Tuesday, January 10, 2006

New York State Announces the Cleanup of Long Island Sound Will Be Delayed by 3 Years. Environmentalists Cheer the News

Apparently the goal of ending Long Island Sound’s dissolved oxygen crisis by 2014 is out the window.

What other conclusion can one draw not just from Connecticut’s pollution control cutbacks but also from the decision, announced today, that New York State has “reached an agreement” to give New York City until 2017 to upgrade its sewage plants for nitrogen removal?

Remember, we alredy had an agreement. The agreement, which New York State, Connecticut and the US EPA all signed, was to reduce nitrogen by 58.5 percent by 2014.

But with great fanfare, the state put out a press release today that says:

New York State Department of Environmental Conservation (DEC) Commissioner Denise M. Sheehan and Attorney General Eliot Spitzer today announced that New York State and New York City have reached an agreement that will sharply reduce nitrogen discharges from wastewater treatment plants on the East River. …

Under the new agreement, New York City will build on prior achievements and undertake a phased approach that, by 2017, will result in a 58.5 percent reduction in nitrogen discharges from its wastewater treatment plants.

Was New York City somehow absolved of its responsibility to achieve th 58.5 percent goal by 2014? There is not one sentence in the press release that explains why the gets a three-year extension.

Not only that but David Miller at Audubon New York and Adrienne Esposito at Citizens Campaign for the Environment – two steadfast advocates for the Sound cleanup – apparently think it’s wonderful news.

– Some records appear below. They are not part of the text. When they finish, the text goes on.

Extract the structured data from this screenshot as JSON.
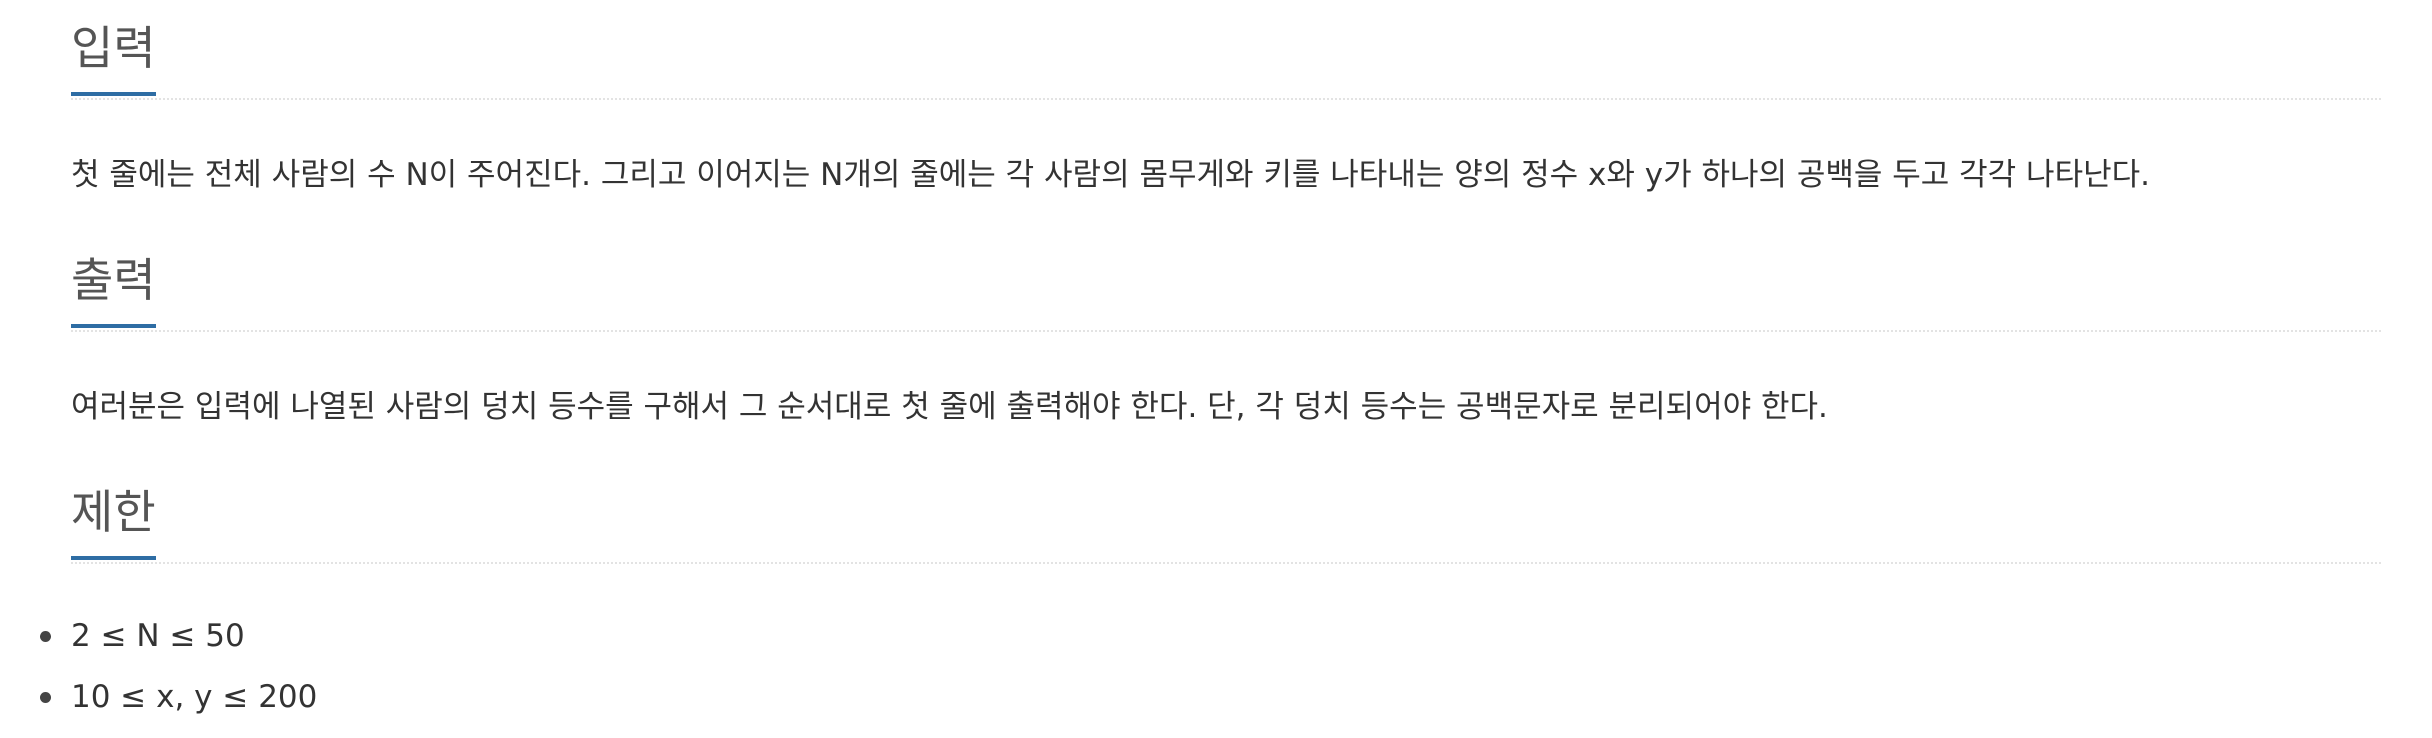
{
  "sections": {
    "input": {
      "title": "입력",
      "text": "첫 줄에는 전체 사람의 수 N이 주어진다. 그리고 이어지는 N개의 줄에는 각 사람의 몸무게와 키를 나타내는 양의 정수 x와 y가 하나의 공백을 두고 각각 나타난다."
    },
    "output": {
      "title": "출력",
      "text": "여러분은 입력에 나열된 사람의 덩치 등수를 구해서 그 순서대로 첫 줄에 출력해야 한다. 단, 각 덩치 등수는 공백문자로 분리되어야 한다."
    },
    "limit": {
      "title": "제한",
      "items": [
        "2 ≤ N ≤ 50",
        "10 ≤ x, y ≤ 200"
      ]
    }
  },
  "colors": {
    "accent_underline": "#2e6da4",
    "title_text": "#555555",
    "body_text": "#333333",
    "divider": "#e3e3e3"
  },
  "icons": {
    "bullet": "bullet-dot-icon"
  }
}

David J. Miller, Executive Director of Audubon New York, said, "This is the single most significant action over the past 15 years to reduce nitrogen pollution into Long Island Sound. The Agreement takes the clean up plan and past agreements off the shelf and into direct actions benefitting the Sound."

Adrienne Esposito, Executive Director of Citizens Campaign for the Environment, said, "The reduction of nitrogen is a critical component needed to address water quality in the Long Island Sound. New York City's commitment to reducing nitrogen pollution in the Sound will have a meaningful and significant impact on the restoration on this national treasure. Long Island Sound has made significant progress over the past ten years. This agreement will ensure more progress over the next ten years."

So let’s review: Connecticut has basically decided that it’s going to stop funding sewage plant improvements in anything like a timely manner. Connecticut Fund for the Environment, in fact, has calculated that the state’s funding cutbacks could add an additional 23 years to the Connecticut part of the cleanup. And New York City, for reasons that are a mystery, has convinced the state to give it an extra three years to meet its obligation.

Someone should tell EPA, by the way, because its Long Island Sound Study website still says the goal is 2014! How out of the loop can you be!

Is there any reason that Westchester and Nassau counties should not now ask for an extension too?